Married Americans live longer, maintain better health, are happier and do better financially - not because financially successful people get married, but because married people who behave as true financial partners do better financially. In the first and third years of marriage money was the most often reported topic of disagreement- even higher than in-laws, religion and children. Arguing about money is a top predictor of divorce and more than two-thirds of engaged couples have negative attitudes about discussing money with their soon-to-be-spouse. Marriage commitment and healthy communications are maintained when couples have set guidelines and boundaries for their financial decisions.
The Better Business Bureau's President and CEO, Melanie Duquesnel shares five simple tips that couples can follow to set their marriage up for financial success:
1. Bank Accounts and Credit Cards: Unless you authorize your bank and credit card lenders to talk to your spouse, they cannot provide your spouse with any information about your account, even in the event of an emergency.
- Contact your bank and credit card lenders to add your spouse as someone authorized to discuss your accounts.
- Consider opening a joint bank account, even if only to cover household expenses.
- Calculate 401(k) and IRA contributions as part of your budget, and make sure you're both saving at least enough to take advantage of the company's match.
2. Taxes: Getting married changes your filing status. The only statuses you can claim are married filing jointly or married filing separately. Your income might be taxed differently because your income bracket might change once you marry.
- If you purchase a home together or have children together, your taxes will change again. Spouses are also able to gift each other unlimited amounts free of income taxes.
- There are other tax changes depending on your own personal finances, so be sure to discuss these issues with your partner.
- Visiting a FINRA-regulated financial planner can help limit the possibility that you will end up owing at tax time.
3. Marriage, Money and Property: When you get married, your property and finances will, to a certain extent, merge with those of your spouse.
- Michigan is not an 'equitable distribution' state, which means that division of property depends on the decision of the court based on the circumstances of the case.
- Consider drafting a pre-nuptial agreement to set forth the terms you and your spouse will abide by in the event of death or divorce.
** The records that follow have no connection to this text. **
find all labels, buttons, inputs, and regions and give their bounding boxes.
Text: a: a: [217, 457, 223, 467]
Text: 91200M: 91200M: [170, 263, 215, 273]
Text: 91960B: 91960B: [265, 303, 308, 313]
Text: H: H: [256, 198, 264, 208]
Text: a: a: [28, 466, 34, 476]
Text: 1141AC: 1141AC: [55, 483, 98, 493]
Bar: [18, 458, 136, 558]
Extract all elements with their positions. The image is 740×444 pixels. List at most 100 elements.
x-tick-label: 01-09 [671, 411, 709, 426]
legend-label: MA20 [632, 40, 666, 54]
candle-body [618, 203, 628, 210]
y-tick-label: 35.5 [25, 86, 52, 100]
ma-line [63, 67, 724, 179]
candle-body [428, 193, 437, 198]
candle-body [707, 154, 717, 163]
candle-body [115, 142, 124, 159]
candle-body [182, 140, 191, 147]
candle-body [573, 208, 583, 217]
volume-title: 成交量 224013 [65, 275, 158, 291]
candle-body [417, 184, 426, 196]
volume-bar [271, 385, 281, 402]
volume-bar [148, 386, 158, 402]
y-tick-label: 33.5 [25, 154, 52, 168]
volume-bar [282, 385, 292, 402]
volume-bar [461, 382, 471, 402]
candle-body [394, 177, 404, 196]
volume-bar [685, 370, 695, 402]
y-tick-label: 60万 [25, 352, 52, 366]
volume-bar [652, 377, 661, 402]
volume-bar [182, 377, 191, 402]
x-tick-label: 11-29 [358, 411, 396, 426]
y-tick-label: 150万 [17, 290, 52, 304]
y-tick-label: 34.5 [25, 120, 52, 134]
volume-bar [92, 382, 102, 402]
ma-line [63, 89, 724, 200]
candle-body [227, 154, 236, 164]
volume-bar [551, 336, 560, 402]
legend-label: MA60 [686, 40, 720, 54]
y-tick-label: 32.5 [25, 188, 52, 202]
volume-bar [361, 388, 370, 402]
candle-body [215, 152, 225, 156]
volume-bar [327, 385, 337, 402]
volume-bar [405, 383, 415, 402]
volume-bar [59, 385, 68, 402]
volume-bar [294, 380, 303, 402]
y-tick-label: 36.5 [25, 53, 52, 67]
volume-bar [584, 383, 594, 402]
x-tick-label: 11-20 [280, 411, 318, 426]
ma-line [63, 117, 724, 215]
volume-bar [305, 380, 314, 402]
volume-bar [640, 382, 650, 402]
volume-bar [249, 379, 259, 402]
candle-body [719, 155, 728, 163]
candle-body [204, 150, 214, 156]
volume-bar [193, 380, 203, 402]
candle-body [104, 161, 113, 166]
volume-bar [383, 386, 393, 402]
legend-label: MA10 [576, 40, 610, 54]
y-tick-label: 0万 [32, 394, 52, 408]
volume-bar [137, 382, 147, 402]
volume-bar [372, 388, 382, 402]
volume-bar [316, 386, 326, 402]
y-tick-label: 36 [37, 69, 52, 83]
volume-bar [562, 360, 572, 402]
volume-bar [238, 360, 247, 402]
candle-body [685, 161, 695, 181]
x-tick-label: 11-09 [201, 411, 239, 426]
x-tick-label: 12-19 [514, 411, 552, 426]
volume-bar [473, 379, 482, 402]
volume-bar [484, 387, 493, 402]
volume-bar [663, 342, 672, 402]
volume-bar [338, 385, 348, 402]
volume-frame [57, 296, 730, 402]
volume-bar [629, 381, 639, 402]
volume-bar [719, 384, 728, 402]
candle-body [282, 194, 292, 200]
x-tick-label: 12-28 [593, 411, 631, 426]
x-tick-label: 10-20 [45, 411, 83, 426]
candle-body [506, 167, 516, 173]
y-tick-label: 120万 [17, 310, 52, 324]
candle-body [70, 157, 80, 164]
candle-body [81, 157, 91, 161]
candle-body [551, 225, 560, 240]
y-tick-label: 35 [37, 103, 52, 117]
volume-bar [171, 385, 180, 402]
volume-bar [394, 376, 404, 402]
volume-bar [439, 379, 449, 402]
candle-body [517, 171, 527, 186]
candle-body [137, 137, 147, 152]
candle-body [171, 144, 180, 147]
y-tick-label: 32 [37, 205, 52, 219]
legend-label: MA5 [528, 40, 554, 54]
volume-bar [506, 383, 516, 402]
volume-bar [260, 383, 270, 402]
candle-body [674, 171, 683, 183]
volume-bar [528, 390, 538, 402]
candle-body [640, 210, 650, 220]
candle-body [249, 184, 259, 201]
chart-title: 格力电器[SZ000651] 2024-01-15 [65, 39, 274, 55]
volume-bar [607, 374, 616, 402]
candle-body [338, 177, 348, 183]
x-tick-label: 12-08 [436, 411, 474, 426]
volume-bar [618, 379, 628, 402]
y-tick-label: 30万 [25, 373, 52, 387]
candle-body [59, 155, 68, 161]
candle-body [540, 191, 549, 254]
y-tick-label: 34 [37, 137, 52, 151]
Prenuptial agreements are common amongst blended families, families of wealth, and business owners.
4. Insurance: After marriage, you may have the option to join your spouse's insurance plan- or they yours.
- If both you and your spouse have health insurance plans through work, determine whether you will save money by joining your spouse's plan or keeping separate plans.
- Many insurance plans set a time limit for enrolling a spouse after marriage, usually 30 days. Once that time is up you must wait until the next open enrollment period.
5. Life Insurance and Retirement: Many life insurance policies allow you to specify more than one beneficiary and the percentage each beneficiary will receive.
- If you have life insurance or retirement accounts, update the information to make your spouse the beneficiary.
- If you help support other family members or a family member has cosigned on a loan, you may want to designate a portion of your life insurance to cover those costs.
- If your spouse relies on your income or the two of you have a mortgage or other loans, you should take out additional life insurance to help your spouse adjust in the event of your death.